Abstract

Unconformity-type uranium deposits are characterized by mineralization developed along the contact between younger sandstone cover and underlying crystalline basement rocks. Mineralization may extend up to 400 m into the underlying basement rocks. Whereas sandstone-hosted unconformity-type deposits have been well studied, deposits hosted primarily in the basement have not. This study examines the deposits at Rabbit Lake, Dawn Lake, and McArthur River, in the Athabasca basin of Canada, which are hosted by the metamorphic Archean and Early Paleoproterozoic rocks forming the basement to younger Late Paleoproterozoic sandstones. Alteration is similar in the three deposits and is characterized by three distinct paragenetic stages: (1) preore alteration involving illitization of plagioclase and amphibole, followed by chloritization of biotite and illite, which formed at ca. 230°C; (2) ore-stage alteration, characterized by uraninite and coarse-grained illite, which formed at ca. 240°C; (3) postore alteration comprising spherulitic dravite, vein chlorite, quartz, calcite, and Fe, Cu, Co, and Pb sulfides, which formed at ca. 135°C. Fluid circulation associated with emplacement of later Mackenzie dikes initiated partial recrystallization of uraninite.
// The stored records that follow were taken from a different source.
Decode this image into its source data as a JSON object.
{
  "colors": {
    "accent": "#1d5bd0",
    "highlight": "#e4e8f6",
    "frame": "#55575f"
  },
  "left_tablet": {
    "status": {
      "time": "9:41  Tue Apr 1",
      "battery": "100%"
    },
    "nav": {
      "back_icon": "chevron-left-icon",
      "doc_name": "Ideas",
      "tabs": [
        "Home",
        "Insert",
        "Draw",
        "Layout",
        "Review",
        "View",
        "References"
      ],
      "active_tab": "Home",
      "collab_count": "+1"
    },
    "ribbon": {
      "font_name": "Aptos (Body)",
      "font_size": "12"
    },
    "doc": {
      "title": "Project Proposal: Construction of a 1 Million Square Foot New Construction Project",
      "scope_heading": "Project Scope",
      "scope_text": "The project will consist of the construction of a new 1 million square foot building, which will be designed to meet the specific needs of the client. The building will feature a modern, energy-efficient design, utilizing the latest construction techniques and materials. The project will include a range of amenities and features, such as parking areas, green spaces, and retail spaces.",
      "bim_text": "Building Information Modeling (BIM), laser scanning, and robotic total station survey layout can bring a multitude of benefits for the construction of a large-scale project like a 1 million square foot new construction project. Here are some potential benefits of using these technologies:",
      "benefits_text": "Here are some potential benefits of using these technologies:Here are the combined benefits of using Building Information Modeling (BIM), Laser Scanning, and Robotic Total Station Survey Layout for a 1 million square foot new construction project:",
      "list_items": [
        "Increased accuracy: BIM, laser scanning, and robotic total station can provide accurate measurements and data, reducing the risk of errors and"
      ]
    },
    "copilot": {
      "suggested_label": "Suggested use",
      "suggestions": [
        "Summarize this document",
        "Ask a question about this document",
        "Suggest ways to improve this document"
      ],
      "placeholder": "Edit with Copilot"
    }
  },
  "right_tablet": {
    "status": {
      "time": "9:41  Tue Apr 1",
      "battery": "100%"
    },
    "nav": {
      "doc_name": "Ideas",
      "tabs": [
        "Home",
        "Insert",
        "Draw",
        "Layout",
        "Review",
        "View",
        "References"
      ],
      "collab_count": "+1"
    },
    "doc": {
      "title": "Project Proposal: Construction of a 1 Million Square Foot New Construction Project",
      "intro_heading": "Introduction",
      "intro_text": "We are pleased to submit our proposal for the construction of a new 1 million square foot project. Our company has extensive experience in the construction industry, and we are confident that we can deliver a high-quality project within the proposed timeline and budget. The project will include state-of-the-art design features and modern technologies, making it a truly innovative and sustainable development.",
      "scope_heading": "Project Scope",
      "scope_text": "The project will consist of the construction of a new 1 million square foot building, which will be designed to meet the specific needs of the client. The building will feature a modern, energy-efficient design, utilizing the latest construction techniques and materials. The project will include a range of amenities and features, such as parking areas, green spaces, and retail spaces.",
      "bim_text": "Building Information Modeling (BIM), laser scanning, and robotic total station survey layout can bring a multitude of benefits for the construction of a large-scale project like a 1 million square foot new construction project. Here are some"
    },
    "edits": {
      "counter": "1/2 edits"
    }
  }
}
A later stage of alteration includes kaolinite and iron hydroxide precipitation formed at much lower temperatures of ca. 50°C. Stable isotope compositions of the alteration minerals in conjunction with their paragenesis indicate that oxidized basinal fluids (δD = ‐43 to ‐21‰., δ18O = 3‐8‰) were derived primarily from evolved seawater and leached uranium from the overlying sandstones of the Athabasca Formation and transported it into the basement via infiltration along fracture zones associated with reverse faults. Graphitic units in the basement and preore alteration served as both physical (fractured zones) and chemical (reductants) traps for the uranium mineralization. The basinal fluids were responsible for the preore illite-chlorite, synore uraninite-illite, and the early postore alteration events; this differs from many other sandstone-hosted deposits, where both oxidized basinal and reduced basement-derived fluids were responsible for uranium precipitation.